Pourquoi conserver autant d’exemplaires rares ? D’abord pour peser sur le floor price sur le marché secondaire. Ces images vendues 99 $ pointaient alors autour de 0,30 ETH, soit un peu plus de 350 $ l’unité en ETH. Posséder une telle proportion offre un levier évident sur le cours.

Détenir les cartes rares donnait aussi un pouvoir sur les tirages au sort. Qui contrôle le coffre peut, en théorie, influencer l’attribution des récompenses et fausser la concurrence. De quoi nourrir les comparaisons avec un rug pull déguisé, même si le projet a continué d’exister.

La question reste de savoir si Donald Trump était réellement partie prenante. Le bas du site officiel l’indiquait clairement : la structure « NFT INT LLC » utilise « le nom, la ressemblance et l’image de Donald J. Trump sous licence payante de CIC Digital LLC ». Une mécanique de franchise, plus qu’un projet Web3 porté par l’intéressé.

Depuis le lancement : ce que la collection est devenue

Le scénario annoncé s’est largement vérifié. Dès l’annonce d’une série 2 en avril 2023, le floor price de la série 1 a chuté, passant d’environ 0,42 ETH à près de 0,10 ETH en vingt-quatre heures selon Newsweek. Les détenteurs de la série 2 affichaient déjà des pertes proches de 36 % sur leur mise de 99 $ fin 2023.

Les séries suivantes ont confirmé l’essoufflement. La série 3 de 100 000 cartes n’a été vendue qu’à moitié environ. La série 4 « America First » plafonnait, début 2025, à un peu plus de 2 M$ de ventes pour seulement une fraction des 360 000 unités disponibles. Le volume d’échange sur le marché secondaire s’est effondré sur la quasi-totalité des collections.

L’ironie de l’histoire : l’adversaire affiché des cryptomonnaies est devenu, une fois réélu en 2024, l’un des présidents les plus engagés dans le secteur, du dossier des ETF Bitcoin aux stablecoins. Ses cartes, elles, restent un cas d’école de la bulle NFT, où l’attention médiatique a remplacé toute utilité réelle.

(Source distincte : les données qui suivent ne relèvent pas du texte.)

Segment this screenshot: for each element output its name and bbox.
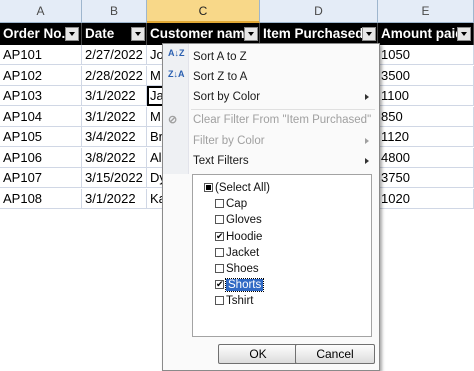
filter-item-label: Hoodie	[226, 230, 263, 243]
cell-order-no[interactable]: AP102	[0, 65, 82, 86]
cell-amount-paid[interactable]: 1100	[378, 86, 474, 106]
cell-amount-paid[interactable]: 1050	[378, 45, 474, 65]
checkbox[interactable]: ✔	[215, 231, 224, 241]
filter-list-item[interactable]: Cap	[215, 196, 248, 212]
checkbox[interactable]	[215, 264, 224, 273]
filter-item-label: Shorts	[224, 278, 265, 293]
cell-date[interactable]: 3/1/2022	[82, 188, 147, 209]
menu-separator	[191, 109, 375, 110]
cell-order-no[interactable]: AP104	[0, 106, 82, 127]
header-label: Order No.	[3, 26, 66, 41]
header-label: Date	[85, 26, 115, 41]
filter-by-color-item[interactable]: Filter by Color	[193, 132, 265, 150]
filter-list-item[interactable]: Jacket	[215, 245, 260, 261]
filter-dropdown-amount-paid[interactable]	[457, 27, 471, 41]
submenu-arrow-icon	[365, 138, 369, 144]
cell-amount-paid[interactable]: 1020	[378, 188, 474, 209]
cancel-button[interactable]: Cancel	[295, 344, 375, 364]
text-filters-item[interactable]: Text Filters	[193, 152, 249, 170]
filter-menu: A↓Z Sort A to Z Z↓A Sort Z to A Sort by …	[162, 43, 380, 371]
filter-dropdown-date[interactable]	[131, 27, 145, 41]
filter-dropdown-item-purchased[interactable]	[362, 27, 376, 41]
sort-az-icon: A↓Z	[168, 48, 185, 58]
filter-item-label: Gloves	[226, 214, 262, 227]
sort-z-to-a-item[interactable]: Sort Z to A	[193, 68, 247, 86]
cell-order-no[interactable]: AP108	[0, 188, 82, 209]
filter-item-label: (Select All)	[215, 182, 270, 194]
cell-amount-paid[interactable]: 850	[378, 106, 474, 127]
ok-button[interactable]: OK	[218, 344, 298, 364]
filter-list-item[interactable]: ✔ Hoodie	[215, 229, 263, 245]
header-label: Item Purchased	[263, 26, 364, 41]
header-label: Amount paid	[381, 26, 464, 41]
clear-filter-item[interactable]: Clear Filter From "Item Purchased"	[193, 111, 371, 129]
filter-dropdown-customer-name[interactable]	[244, 27, 258, 41]
cell-amount-paid[interactable]: 4800	[378, 147, 474, 168]
checkbox[interactable]	[215, 247, 224, 257]
column-header-d[interactable]: D	[260, 0, 378, 23]
column-header-b[interactable]: B	[82, 0, 147, 23]
checkbox[interactable]	[215, 296, 224, 306]
cell-date[interactable]: 3/4/2022	[82, 127, 147, 147]
filter-values-list[interactable]: (Select All) Cap Gloves ✔ Hoodie Jacket Shoes ✔…	[192, 174, 372, 337]
checkbox[interactable]	[215, 199, 224, 209]
cell-date[interactable]: 3/8/2022	[82, 147, 147, 168]
filter-item-label: Jacket	[226, 246, 260, 259]
cell-order-no[interactable]: AP105	[0, 127, 82, 147]
filter-list-item[interactable]: (Select All)	[204, 180, 270, 196]
clear-filter-icon: ⊘	[168, 114, 178, 126]
filter-list-item[interactable]: Gloves	[215, 212, 262, 228]
column-header-row: A B C D E	[0, 0, 474, 23]
filter-list-item[interactable]: ✔ Shorts	[215, 277, 265, 293]
header-item-purchased: Item Purchased	[260, 23, 378, 45]
cell-order-no[interactable]: AP101	[0, 45, 82, 65]
filter-item-label: Tshirt	[226, 295, 254, 308]
column-header-a[interactable]: A	[0, 0, 82, 23]
filter-item-label: Shoes	[226, 263, 259, 275]
sort-a-to-z-item[interactable]: Sort A to Z	[193, 48, 247, 66]
filter-item-label: Cap	[226, 198, 248, 211]
cell-order-no[interactable]: AP107	[0, 168, 82, 188]
cell-date[interactable]: 2/28/2022	[82, 65, 147, 86]
column-header-c[interactable]: C	[147, 0, 260, 23]
filter-list-item[interactable]: Tshirt	[215, 293, 254, 309]
header-label: Customer name	[150, 26, 253, 41]
filter-dropdown-order-no[interactable]	[65, 27, 79, 41]
sort-by-color-item[interactable]: Sort by Color	[193, 88, 260, 106]
cell-date[interactable]: 2/27/2022	[82, 45, 147, 65]
cell-order-no[interactable]: AP106	[0, 147, 82, 168]
submenu-arrow-icon	[365, 158, 369, 164]
cell-amount-paid[interactable]: 3500	[378, 65, 474, 86]
sort-za-icon: Z↓A	[168, 69, 185, 79]
cell-amount-paid[interactable]: 1120	[378, 127, 474, 147]
cell-date[interactable]: 3/1/2022	[82, 86, 147, 106]
cell-date[interactable]: 3/15/2022	[82, 168, 147, 188]
column-header-e[interactable]: E	[378, 0, 474, 23]
cell-date[interactable]: 3/1/2022	[82, 106, 147, 127]
checkbox[interactable]	[215, 215, 224, 225]
cell-amount-paid[interactable]: 3750	[378, 168, 474, 188]
checkbox[interactable]	[204, 183, 213, 192]
cell-order-no[interactable]: AP103	[0, 86, 82, 106]
filter-list-item[interactable]: Shoes	[215, 261, 259, 277]
submenu-arrow-icon	[365, 94, 369, 100]
checkbox[interactable]: ✔	[215, 280, 224, 290]
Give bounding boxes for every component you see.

Une leçon pour les investisseurs

L’affaire illustre les risques d’une spéculation déconnectée des fondamentaux. Un actif au spread erratique, concentré dans quelques portefeuilles, dépend entièrement de la demande spéculative. Quand celle-ci se tarit, le plancher s’effondre, comme l’ont constaté de nombreux détenteurs.

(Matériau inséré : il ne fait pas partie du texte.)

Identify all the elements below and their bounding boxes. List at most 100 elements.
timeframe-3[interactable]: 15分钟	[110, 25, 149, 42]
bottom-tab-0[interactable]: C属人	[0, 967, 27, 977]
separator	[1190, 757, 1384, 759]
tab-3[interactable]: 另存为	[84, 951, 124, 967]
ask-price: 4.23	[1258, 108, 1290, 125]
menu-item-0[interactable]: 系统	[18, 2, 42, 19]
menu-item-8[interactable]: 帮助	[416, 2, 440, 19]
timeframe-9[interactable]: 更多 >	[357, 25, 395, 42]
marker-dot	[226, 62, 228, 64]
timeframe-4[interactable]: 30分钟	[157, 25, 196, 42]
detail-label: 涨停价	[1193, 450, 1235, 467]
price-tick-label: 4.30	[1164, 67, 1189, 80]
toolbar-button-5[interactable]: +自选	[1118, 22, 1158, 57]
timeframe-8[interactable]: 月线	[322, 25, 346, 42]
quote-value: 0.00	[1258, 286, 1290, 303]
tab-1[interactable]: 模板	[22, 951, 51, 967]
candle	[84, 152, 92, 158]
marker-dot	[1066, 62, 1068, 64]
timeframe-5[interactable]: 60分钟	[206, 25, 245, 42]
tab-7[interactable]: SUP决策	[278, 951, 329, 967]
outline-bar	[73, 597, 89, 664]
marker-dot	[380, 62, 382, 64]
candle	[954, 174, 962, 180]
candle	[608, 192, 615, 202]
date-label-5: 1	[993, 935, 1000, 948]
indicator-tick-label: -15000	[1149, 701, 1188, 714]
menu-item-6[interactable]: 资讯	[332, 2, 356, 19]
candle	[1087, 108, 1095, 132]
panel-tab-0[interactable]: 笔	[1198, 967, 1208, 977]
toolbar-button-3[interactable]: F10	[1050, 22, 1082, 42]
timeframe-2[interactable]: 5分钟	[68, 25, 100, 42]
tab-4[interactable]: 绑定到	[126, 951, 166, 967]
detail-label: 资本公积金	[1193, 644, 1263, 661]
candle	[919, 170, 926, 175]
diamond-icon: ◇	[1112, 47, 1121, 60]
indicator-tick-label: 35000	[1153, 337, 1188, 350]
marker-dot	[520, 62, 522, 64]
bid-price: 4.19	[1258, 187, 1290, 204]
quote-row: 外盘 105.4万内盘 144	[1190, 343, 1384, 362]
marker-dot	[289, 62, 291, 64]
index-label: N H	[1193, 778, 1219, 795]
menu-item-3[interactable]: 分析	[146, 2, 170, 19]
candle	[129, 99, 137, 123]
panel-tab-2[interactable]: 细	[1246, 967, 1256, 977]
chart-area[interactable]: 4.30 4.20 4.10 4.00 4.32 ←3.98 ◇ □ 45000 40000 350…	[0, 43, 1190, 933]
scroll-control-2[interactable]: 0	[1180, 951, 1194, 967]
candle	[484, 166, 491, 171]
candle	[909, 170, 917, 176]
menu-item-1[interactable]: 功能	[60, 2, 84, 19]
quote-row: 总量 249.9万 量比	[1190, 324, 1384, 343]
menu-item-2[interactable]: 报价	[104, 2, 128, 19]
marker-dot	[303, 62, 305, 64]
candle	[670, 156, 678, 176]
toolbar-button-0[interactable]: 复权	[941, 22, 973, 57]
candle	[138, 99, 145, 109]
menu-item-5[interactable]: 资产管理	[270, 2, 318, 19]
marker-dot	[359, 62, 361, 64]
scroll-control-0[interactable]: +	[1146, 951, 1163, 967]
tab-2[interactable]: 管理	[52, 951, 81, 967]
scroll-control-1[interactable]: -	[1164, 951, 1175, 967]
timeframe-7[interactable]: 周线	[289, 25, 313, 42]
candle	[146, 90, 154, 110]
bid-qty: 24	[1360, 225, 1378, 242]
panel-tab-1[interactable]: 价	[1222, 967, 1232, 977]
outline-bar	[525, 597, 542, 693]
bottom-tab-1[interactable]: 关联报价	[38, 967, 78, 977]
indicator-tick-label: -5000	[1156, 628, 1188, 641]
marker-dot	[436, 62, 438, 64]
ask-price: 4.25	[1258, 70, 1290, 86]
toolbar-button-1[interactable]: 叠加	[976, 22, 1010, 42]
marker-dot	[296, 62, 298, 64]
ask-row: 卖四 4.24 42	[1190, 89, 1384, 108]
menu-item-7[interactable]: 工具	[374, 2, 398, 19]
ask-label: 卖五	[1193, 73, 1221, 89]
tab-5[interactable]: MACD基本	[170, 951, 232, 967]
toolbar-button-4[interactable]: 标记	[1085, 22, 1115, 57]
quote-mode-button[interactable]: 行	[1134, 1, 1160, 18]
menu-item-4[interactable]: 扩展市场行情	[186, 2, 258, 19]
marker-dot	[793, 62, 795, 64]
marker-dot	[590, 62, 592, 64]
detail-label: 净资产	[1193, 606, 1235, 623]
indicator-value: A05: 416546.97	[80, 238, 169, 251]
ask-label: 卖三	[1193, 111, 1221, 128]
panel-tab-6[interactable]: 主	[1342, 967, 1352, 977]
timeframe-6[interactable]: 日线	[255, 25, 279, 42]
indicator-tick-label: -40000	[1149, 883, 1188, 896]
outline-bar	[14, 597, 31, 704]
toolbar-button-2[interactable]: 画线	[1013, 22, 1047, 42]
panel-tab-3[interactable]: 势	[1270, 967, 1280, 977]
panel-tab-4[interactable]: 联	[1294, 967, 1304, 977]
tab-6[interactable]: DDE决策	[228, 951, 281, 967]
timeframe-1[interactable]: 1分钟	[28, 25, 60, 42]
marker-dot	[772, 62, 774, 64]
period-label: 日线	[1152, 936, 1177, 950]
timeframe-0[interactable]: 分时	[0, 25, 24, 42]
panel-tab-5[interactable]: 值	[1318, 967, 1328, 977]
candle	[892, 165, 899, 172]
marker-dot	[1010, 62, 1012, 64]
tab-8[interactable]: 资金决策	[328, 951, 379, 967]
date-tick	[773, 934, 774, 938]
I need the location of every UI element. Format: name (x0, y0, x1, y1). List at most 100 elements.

Aucune poursuite d’envergure d’investisseurs mécontents n’a abouti à ce jour contre la collection. Mais le bilan parle de lui-même : derrière l’emballage présidentiel, ces NFT ressemblaient surtout à ce que la mémoire de marché de 2022 retiendra comme un projet plus marketing qu’authentiquement décentralisé. Pour mesurer la volatilité du marché, des outils comme la heatmap, l’indice Fear and Greed ou un convertisseur crypto restent plus utiles qu’une carte à collectionner.